On the occasion of World Multiple Sclerosis Day, May 30, 2018, The Union for the Fight Against multiple sclerosis (UNISEP) organizes its annual awareness campaign. The objective is to inform the public about this disease and to raise funds to advance research and help patients. Speech difficulties, spasms, depression, blurred vision, incontinence, dizziness, impotence, burning, abnormal sensations… One of the main goals of this campaign is to raise awareness of the often invisible symptoms of multiple sclerosis.

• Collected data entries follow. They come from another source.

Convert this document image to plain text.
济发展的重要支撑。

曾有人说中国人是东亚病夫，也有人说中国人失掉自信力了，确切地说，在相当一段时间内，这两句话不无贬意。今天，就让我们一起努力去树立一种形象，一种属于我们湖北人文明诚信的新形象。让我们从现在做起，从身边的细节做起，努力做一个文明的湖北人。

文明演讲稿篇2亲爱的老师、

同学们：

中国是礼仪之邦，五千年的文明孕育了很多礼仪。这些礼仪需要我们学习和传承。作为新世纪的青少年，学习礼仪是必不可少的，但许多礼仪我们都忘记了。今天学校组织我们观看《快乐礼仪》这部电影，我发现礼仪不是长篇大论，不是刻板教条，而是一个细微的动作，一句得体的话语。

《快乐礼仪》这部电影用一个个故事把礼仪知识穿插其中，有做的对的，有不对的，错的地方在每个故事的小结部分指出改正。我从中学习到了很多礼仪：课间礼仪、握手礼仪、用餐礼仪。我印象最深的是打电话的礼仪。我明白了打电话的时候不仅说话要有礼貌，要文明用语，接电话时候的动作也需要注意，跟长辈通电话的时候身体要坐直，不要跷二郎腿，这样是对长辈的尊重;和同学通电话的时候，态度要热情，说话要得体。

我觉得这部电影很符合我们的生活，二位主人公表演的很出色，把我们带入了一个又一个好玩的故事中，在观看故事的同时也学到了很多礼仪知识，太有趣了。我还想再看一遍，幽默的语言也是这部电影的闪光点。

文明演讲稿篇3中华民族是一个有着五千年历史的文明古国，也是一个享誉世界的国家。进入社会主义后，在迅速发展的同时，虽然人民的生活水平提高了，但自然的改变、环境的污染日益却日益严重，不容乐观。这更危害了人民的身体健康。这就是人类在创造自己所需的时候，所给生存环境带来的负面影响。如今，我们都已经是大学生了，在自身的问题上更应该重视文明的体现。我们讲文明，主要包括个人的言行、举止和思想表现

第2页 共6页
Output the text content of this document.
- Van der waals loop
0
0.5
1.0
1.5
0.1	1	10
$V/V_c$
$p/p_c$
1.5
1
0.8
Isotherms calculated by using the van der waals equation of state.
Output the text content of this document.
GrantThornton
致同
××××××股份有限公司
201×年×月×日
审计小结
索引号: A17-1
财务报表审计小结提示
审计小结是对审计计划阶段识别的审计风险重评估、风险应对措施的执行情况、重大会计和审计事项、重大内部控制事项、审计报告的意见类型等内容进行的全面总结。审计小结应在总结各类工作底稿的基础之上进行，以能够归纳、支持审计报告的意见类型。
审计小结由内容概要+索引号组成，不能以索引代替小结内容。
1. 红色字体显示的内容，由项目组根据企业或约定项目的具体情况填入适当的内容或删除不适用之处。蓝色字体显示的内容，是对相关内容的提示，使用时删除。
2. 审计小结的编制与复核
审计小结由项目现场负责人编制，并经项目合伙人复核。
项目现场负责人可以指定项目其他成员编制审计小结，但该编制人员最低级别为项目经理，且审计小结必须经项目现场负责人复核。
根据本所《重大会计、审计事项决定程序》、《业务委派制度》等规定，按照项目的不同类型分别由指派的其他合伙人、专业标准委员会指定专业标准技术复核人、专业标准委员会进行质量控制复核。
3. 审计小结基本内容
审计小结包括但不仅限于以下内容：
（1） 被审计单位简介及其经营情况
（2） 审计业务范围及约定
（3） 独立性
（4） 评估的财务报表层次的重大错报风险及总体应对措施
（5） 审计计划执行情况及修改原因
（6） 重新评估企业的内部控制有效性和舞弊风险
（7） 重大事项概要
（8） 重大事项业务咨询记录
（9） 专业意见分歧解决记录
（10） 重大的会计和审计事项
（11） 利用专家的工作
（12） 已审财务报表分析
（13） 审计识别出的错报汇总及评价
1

Indeed, it is a neurodegenerative disease where the myelin sheath, surrounding and protecting the neurons, is attacked by the immune system. This leads to motor and cognitive disabilities of varying degrees. Patrick Hautecoeur, neurologist and dean of the faculty of medicine, explains in a report produced by UNISEP that “multiple sclerosis is a disease of the West, a disease of the city and a disease which is more and more feminine. This is probably due to genetic factors and by environmental factors in which sun deficiency may explain the north-south gradient of this disease”.
It is important to continue research
The management of patients is very complex, because the disease varies enormously from one person to another. “There are treatments that are increasingly effective, well tolerated and well adapted to each patient and in most cases they make it possible to stop the progression of the disease”, explains Patrick Hautecoeur. But this does not mean that research should stop, quite the contrary. The National Institute for Research in Computer Science and Automation (Inria) is working, for example, on software to automatically determine where the lesions due to the disease are. They are also developing new methods to better understand the evolution of the disease and to predict it. Ultimately, the goal is to move towards a medicine that is even more specific to the patient.